European electronic and telecom retailer Dixons Carphone has discovered a massive cyber-attack that may have compromised millions of payment cards and personal data records, it said Wednesday.
The U.K.-based retail giant, whose subsidiaries include Carphone Warehouse, Currys, PC World, Elkjøp and others, said there is no evidence so far that any cards have been used after the breach. However, the number potentially impacted is head-turning: the company said that 5.9 million payment cards and 1.2 million personal data records (containing names, addresses and emails) may have been accessed.
A company spokesperson told Threatpost that the company discovered the breach last week, and determined that “there had been unauthorized access to certain data in relation to an incident that started in July 2017. There is no evidence that it is continuing.”
About 5.8 million of the cards that were accessed had chip-and-PIN protection; as a result, the accessed information did not include PIN codes, card verification values (CVV) or any authentication data enabling cardholder identification, Dixons Carphone said. But that leaves approximately 105,000 non-E.U. issued payment cards without chip-and-PIN protection that may have been more thoroughly compromised.
“As a precaution we immediately notified the relevant card companies via our payment provider about all these cards so that they could take the appropriate measures to protect customers,” the retailer said said in a website statement. “We have no evidence of any fraud on these cards as a result of this incident.”
The company did not specify which specific systems were targeted in the breach, only saying that the cards “in one of the processing systems of Currys PC World and Dixons Travel stores” were compromised.
The company informed the U.K.’s Information Commissioner’s Office (ICO), the Financial Conduct Authority and police of the incident, in accordance with Britain’s data privacy requirements.

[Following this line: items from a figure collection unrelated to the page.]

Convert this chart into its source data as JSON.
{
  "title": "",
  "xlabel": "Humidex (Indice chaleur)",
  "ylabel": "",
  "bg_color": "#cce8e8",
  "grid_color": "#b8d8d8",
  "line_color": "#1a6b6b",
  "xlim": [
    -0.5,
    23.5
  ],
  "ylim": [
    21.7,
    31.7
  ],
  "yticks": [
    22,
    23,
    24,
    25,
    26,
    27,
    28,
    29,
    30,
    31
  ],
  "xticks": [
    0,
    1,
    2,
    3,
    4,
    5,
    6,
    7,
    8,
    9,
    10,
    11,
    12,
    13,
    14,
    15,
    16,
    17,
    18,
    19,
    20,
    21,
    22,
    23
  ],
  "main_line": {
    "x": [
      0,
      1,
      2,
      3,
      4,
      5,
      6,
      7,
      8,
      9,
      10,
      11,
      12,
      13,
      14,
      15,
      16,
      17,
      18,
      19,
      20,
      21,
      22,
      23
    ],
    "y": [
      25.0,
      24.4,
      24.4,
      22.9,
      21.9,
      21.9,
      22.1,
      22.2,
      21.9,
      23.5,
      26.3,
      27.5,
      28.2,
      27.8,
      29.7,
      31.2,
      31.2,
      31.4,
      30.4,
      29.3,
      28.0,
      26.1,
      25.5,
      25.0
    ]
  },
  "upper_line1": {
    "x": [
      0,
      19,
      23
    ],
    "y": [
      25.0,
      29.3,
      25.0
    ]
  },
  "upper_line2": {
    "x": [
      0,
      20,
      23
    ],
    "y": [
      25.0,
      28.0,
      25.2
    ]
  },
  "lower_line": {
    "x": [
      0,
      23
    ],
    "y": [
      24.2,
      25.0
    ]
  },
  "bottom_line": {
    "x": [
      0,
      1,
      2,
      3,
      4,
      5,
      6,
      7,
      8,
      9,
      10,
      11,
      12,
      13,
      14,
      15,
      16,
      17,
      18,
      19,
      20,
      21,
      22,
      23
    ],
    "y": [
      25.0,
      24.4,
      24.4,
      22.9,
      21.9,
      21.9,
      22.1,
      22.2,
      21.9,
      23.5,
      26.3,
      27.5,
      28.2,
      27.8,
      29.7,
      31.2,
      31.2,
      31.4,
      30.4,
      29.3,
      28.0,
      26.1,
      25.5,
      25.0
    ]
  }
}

“It is early in the investigation. We will look at when the incident happened and when it was discovered as part of our work, and this will inform whether it is dealt with under the 1998 or 2018 Data Protection Acts,” an ICO spokesperson said.
The newly implemented General Data Protection Regulation (GDPR) requires businesses to make a breach notification within 72 hours of discovering it. With the GDPR rules coming into effect this past May, Dixons Carphone and other companies with customers in the E.U. are feeling more pressure to disclose data breaches quickly in order to avoid major fines.
“Dixons Carphone’s decision to disclose is rather laudable, albeit one may question the timeline of the disclosure,” said Ilia Kolochenko, CEO and founder of web security company High-Tech Bridge, in an email. “Many other companies are much less courageous to tell the truth, as even in light of GDPR enforcement, the new law cannot monitor proper disclosure of inconspicuous data breaches.”
“We are extremely disappointed and sorry for any upset this may cause,” said Dixons Carphone CEO Alex Baldock in the website notice. “The protection of our data has to be at the heart of our business, and we’ve fallen short here. We’ve taken action to close off this unauthorized access and though we have currently no evidence of fraud as a result of these incidents, we are taking this extremely seriously.”